Wirtschaft
Warten auf frische Eier in der venezolanischen Hauptstadt Caracas.
Warten auf frische Eier in der venezolanischen Hauptstadt Caracas.(Foto: AP)

Krise in Venezuela: Nahrungsmittelkonzern bittet um Hilfe

In Venezuela herrscht eine äußerst angespannte Versorgungslage. Der Nahrungsmittelriese Empresas Polar SA fordert nun internationale Unterstützung. Für den sozialistischen Präsidenten ist Konzernchef Mendoza allerdings ein Saboteur.

Venezuelas größter Konzern, ein Nahrungsmittelhersteller, hat die klamme Regierung dazu gedrängt, internationale Hilfe zu suchen, um in der tiefen Wirtschaftskrise des Landes einen Zusammenbruch der Nahrungsmittelversorgung zu verhindern.

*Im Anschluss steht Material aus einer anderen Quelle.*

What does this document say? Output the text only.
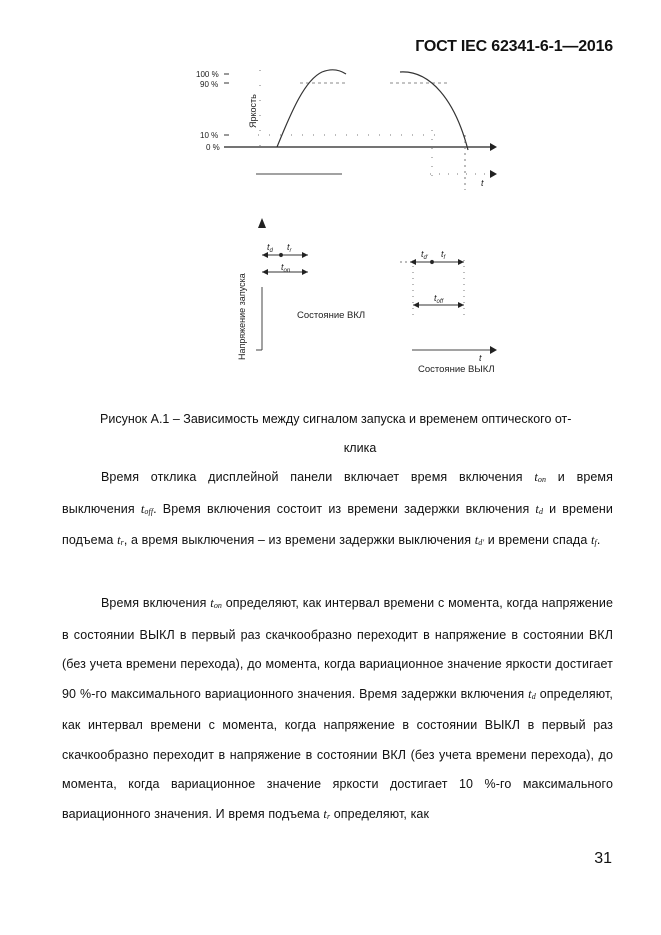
ГОСТ IEC 62341-6-1—2016
100 %
90 %
10 %
0 %
Яркость
t
Напряжение запуска	Состояние ВКЛ
Состояние ВЫКЛ
t
$t_d$ $t_r$
$t_{on}$
$t_{d'}$ $t_f$
$t_{off}$
Рисунок А.1 – Зависимость между сигналом запуска и временем оптического от-
клика
Время отклика дисплейной панели включает время включения $t_{on}$ и время выключения $t_{off}$. Время включения состоит из времени задержки включения $t_d$ и времени подъема $t_r$, а время выключения – из времени задержки выключения $t_{d'}$ и времени спада $t_f$.
Время включения $t_{on}$ определяют, как интервал времени с момента, когда напряжение в состоянии ВЫКЛ в первый раз скачкообразно переходит в напряжение в состоянии ВКЛ (без учета времени перехода), до момента, когда вариационное значение яркости достигает 90 %-го максимального вариационного значения. Время задержки включения $t_d$ определяют, как интервал времени с момента, когда напряжение в состоянии ВЫКЛ в первый раз скачкообразно переходит в напряжение в состоянии ВКЛ (без учета времени перехода), до момента, когда вариационное значение яркости достигает 10 %-го максимального вариационного значения. И время подъема $t_r$ определяют, как
31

"Venezuela ist ein Mitglied vieler multilateraler Organisationen, an die das Land sich wenden müssen wird (...), um sich um das Liquiditätsproblem zu kümmern, vor dem es steht", sagte Lorenzo Mendoza, der Präsident der Empresas Polar SA. "Das nicht zu tun, wird normalen Venezolanern schweren Schaden zufügen."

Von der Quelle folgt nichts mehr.